Einrichtung von Familienstützpunkten vertraglich vereinbart

Landrat Hubert Hafner (stehend), v.l. Oberbürgermeister Gerhard Jauernig, Günzburg, Bürgermeister Georg Schwarz, Thannhausen Bürgermeister Konrad Barm, Burgau Bürgermeister Robert Strobel, Ichenhausen Bürgermeister Hans Reichhart, Jettingen-Scheppach und stellv. Bürgermeister Robert Hieber, Offingen bei der Unterzeichnung der Vereinbarung.
Landrat Hubert Hafner und die Bürgermeister von sechs Landkreiskommunen sind zur Vertragsunterzeichnung in Sachen Familienstützpunkte im Philipp-Melanchton-Haus in Jettingen-Scheppach zusammen gekommen. Mit dieser Vereinbarung sind nun die Weichen für die Familienstützpunkte in Günzburg, Burgau, Ichenhausen, Thannhausen, Jettingen-Scheppach und Offingen gestellt.

Die Stadt Krumbach wird im Jahr 2016 in das Projekt einsteigen und zu einem späteren Zeitpunkt die Vereinbarung unterzeichnen.

Der Familienstützpunkt Thannhausen ist bereits gestartet. In Günzburg, Burgau, Ichenhausen, Jettingen-Scheppach und Offingen nehmen die Familienstützpunkte ihre Arbeit im Oktober 2015 auf.

Mit dem Familienstützpunkt kommt die Unterstützung vor Ort, für alle Familien und nicht nur für benachteiligte Familien. Die Aufgaben sind eine niedrigschwellige Beratung, ein Elterntreff, Gesprächskreise, Bildungsangebote, Öffentlichkeitsarbeit, Vernetzung im Sozialraum u.a., je nach Bedürfnislage des Sozialraums. Dabei ist die Vielfalt von Familienwirklichkeiten zu berücksichtigen.

Dieses präventive Angebot wird von den Kommunen und dem Landkreis Günzburg gemeinsam getragen.

Der Landkreis bezuschusst die Personalkosten im Umfang von 15 Wochenstunden mit 75% und gibt für die Erstausstattung 2.000 €. Der Personalkostenanteil beträgt allein im Jahr über 100.000 €, die der Landkreis Günzburg in die präventive Arbeit investiert. Hinzu kommen die Personalkosten im Kreisjugendamt für die Koordinationsstelle und für die Projektarbeit. Die Kommunen übernehmen die verbleibenden Personalkosten sowie die gesamten Sachkosten, ebenfalls ein nicht unerheblicher Betrag.

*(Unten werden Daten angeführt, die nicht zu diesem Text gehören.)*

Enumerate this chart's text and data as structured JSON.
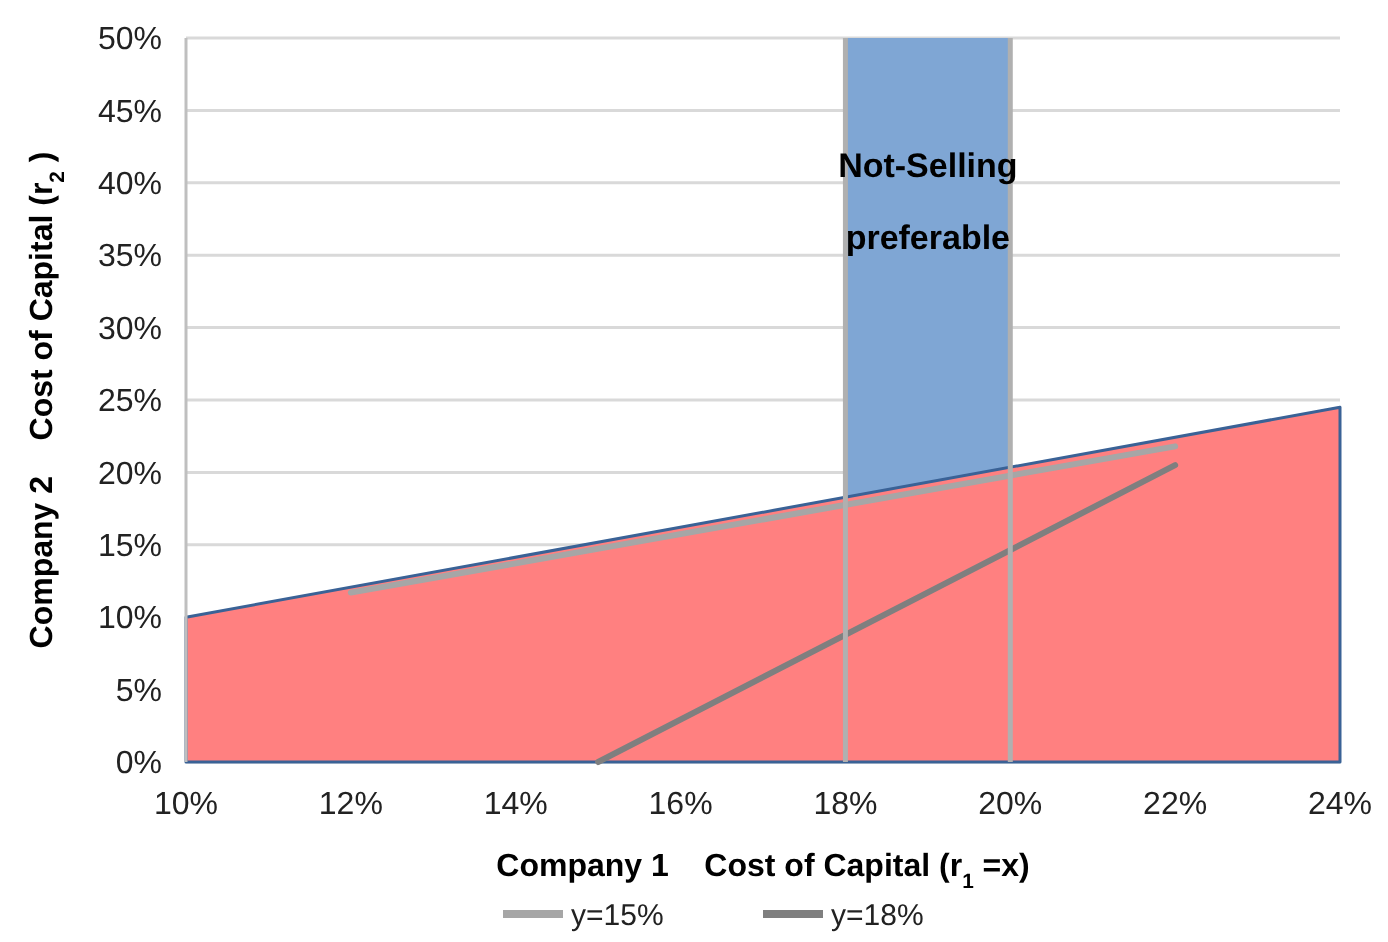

Es gab im Landratsamt Günzburg schon länger Überlegungen, wie Familien in ihrer Erziehungsaufgabe präventiv unterstützt werden können. So fiel das Programm des Freistaates Bayern zur Förderung der strukturellen Weiterentwicklung kommunaler Familienbildung und von Familienstützpunkten im Jahr 2013 auf fruchtbaren Boden. Im Oktober 2013 startete die zweijährige Vorbereitungsphase mit der Bestandsanalyse und Bedarfserhebung als wesentliche Grundlagen für das zu erstellende Familienbildungskonzept. Das Felsenweg-Institut aus Dresden und eine Steuerungsgruppe begleiteten diesen Prozess. Am 30. Juni 2015 wurde das Konzept vom Bayerischen Staatsministerium für Arbeit und Soziales, Familie und Integration freigegeben. Damit verbunden ist eine finanzielle Zuwendung des Staatsministeriums in Höhe von 30 € jährlich pro Lebendgeburt, dies entspricht ca. 30.000 €. In der zweijährigen Modellphase von 2013 bis Mitte 2015 waren dies ca. 40.000 € jährlich.

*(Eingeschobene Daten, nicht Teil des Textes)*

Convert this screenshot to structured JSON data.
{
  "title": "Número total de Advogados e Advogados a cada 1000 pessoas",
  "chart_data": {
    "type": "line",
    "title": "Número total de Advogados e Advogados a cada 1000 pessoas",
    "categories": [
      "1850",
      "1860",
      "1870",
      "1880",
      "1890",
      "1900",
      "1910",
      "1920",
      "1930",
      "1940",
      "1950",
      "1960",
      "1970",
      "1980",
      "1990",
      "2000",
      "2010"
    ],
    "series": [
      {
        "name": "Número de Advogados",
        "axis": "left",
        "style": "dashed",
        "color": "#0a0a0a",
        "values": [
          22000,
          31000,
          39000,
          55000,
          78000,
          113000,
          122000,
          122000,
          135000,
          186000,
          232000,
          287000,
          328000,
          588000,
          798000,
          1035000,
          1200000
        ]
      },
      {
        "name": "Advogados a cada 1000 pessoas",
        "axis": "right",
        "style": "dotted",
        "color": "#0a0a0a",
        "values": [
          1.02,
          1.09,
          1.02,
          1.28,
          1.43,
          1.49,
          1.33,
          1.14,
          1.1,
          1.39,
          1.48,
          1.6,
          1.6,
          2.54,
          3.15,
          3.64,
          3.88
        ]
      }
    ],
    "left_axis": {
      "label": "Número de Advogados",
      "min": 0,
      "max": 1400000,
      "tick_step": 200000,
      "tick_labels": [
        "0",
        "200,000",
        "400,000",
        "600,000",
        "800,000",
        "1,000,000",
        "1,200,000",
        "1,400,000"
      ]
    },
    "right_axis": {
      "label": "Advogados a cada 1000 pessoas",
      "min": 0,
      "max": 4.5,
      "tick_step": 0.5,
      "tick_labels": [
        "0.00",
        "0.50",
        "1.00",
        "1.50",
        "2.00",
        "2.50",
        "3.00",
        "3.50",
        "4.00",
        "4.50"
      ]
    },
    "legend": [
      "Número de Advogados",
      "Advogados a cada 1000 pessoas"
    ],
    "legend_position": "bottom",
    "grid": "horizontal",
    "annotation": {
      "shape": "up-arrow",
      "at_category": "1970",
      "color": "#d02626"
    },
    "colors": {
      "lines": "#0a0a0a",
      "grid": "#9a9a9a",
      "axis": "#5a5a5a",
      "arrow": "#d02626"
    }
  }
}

Parallel dazu wurden für die neu einzurichtenden Familienstützpunkte die Rahmenbedingungen vom Kreistag am 23. Juli 2014 beschlossen. Anhand der Geburtenzahlen und des Belastungsindexes aus der Sozialraumanalyse ergaben sich dann sieben Standorte für Familienstützpunkte.